Early Morning on a Summer Day

Soon after sunrise this morning, the day already felt very warm. The sky was still a gentle blue with scattered, small white clouds. From somewhere in the woods around our back yard, a Pine Warbler trilled a cool and shady song. Two Eastern Towhees called back and forth, chur-whee, one on either side of the yard. A Summer Tanager sang from trees around the edge of the woods, and from further away, I could also hear the more strident notes of a Scarlet Tanager. An Acadian Flycatcher sang its sharp but quiet pit-sah! from down around the creek. A Great Crested Flycatcher whistled a burry whreep – and another answered. 

An Eastern Bluebird pair made frequent trips to and from a nest box, feeding babies that cheeped loudly each time a parent arrived. Ruby-throated Hummingbirds zipped often to the feeder that hangs from the deck. A Chipping Sparrow sang a long, level trill; Carolina Wrens burbled, fussed, and sang. A Tufted Titmouse piped peter-peter. A Downy Woodpecker whinnied. An American Goldfinch flew over, and I could hear the distant caws of American Crows, as well as the muffled noise of morning traffic. 

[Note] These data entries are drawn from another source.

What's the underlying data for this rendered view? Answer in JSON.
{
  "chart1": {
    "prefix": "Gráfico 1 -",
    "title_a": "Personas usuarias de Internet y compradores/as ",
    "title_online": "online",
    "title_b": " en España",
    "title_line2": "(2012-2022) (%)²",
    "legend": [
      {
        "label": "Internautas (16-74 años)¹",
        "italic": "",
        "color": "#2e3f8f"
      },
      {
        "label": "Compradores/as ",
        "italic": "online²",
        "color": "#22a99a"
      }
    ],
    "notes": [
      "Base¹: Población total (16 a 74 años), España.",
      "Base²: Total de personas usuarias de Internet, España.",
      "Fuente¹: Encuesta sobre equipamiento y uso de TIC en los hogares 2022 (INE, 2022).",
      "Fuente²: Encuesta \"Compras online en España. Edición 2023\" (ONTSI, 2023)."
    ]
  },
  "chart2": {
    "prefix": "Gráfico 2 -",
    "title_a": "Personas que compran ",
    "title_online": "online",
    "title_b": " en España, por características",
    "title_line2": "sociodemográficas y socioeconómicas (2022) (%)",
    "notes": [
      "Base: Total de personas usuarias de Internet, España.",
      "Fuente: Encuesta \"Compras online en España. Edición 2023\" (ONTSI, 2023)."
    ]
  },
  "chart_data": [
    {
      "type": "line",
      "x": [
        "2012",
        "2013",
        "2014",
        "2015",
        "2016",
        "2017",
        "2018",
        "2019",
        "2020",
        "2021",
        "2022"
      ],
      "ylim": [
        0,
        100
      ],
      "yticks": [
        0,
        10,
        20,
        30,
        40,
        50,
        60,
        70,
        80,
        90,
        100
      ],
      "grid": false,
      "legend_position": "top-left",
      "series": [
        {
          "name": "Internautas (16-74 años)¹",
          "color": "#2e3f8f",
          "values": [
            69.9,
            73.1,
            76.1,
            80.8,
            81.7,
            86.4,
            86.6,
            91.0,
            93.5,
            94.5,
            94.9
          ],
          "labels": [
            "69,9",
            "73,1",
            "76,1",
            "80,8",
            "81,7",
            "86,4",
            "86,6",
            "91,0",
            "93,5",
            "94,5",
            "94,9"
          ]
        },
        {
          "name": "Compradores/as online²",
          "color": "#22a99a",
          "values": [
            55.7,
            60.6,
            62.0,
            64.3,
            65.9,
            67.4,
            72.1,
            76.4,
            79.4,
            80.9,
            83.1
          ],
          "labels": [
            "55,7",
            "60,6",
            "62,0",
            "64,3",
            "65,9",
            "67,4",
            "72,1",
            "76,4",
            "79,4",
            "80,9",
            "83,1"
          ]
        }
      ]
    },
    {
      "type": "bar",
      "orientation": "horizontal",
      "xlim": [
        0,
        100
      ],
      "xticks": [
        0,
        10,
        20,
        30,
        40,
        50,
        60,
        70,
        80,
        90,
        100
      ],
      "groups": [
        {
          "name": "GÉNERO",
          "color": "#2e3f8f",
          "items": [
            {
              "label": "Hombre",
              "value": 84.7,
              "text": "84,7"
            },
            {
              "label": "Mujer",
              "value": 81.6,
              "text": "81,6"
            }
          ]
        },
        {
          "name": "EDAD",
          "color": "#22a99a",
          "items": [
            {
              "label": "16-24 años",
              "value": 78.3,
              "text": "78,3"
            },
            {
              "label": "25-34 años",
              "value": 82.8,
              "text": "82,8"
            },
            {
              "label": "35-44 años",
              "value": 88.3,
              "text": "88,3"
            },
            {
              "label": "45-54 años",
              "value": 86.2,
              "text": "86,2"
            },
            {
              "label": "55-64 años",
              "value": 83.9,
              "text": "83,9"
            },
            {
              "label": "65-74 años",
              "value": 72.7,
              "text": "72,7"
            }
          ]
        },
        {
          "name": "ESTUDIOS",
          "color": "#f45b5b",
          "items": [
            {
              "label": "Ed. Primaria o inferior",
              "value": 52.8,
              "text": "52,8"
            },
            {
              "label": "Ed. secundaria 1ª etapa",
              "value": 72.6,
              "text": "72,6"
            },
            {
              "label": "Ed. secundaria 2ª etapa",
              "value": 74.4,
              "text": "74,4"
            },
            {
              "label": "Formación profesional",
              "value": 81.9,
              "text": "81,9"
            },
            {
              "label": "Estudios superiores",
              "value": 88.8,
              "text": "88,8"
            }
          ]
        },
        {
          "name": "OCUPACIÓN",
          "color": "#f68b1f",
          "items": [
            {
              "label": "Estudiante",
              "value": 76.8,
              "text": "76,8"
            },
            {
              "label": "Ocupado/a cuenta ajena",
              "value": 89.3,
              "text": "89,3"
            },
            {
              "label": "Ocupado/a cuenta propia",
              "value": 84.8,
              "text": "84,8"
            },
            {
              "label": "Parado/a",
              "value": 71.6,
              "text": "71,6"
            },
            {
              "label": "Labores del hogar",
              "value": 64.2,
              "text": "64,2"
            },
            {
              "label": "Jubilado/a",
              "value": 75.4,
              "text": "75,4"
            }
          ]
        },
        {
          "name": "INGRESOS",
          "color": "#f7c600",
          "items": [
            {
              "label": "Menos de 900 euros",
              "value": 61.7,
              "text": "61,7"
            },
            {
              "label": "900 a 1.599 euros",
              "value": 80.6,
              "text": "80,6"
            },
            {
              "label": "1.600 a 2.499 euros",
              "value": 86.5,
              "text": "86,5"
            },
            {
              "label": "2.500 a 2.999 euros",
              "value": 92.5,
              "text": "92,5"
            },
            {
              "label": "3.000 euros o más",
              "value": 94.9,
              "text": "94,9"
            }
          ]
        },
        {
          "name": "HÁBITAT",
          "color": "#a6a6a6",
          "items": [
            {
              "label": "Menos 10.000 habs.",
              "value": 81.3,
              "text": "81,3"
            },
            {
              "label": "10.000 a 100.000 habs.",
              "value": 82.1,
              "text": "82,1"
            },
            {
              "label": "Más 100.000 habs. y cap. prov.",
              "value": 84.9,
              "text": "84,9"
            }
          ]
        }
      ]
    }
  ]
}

The long, percussive ka-ka-ka-ka-ka-cawp-cawp-cawp-cawp of a Yellow-billed Cuckoo echoed through the trees from pretty far away. Even though it rarely comes close, I’m happy to hear a Yellow-billed Cuckoo at all, because it’s the only one I’ve found around our whole neighborhood so far this summer. Sometimes the distant songs and calls of once-familiar birds like the Cuckoo, the Scarlet Tanager, and the Wood Thrush we hear now and then, sound like birds that are fading away, not a sudden disappearance, but drifting further and further away each year.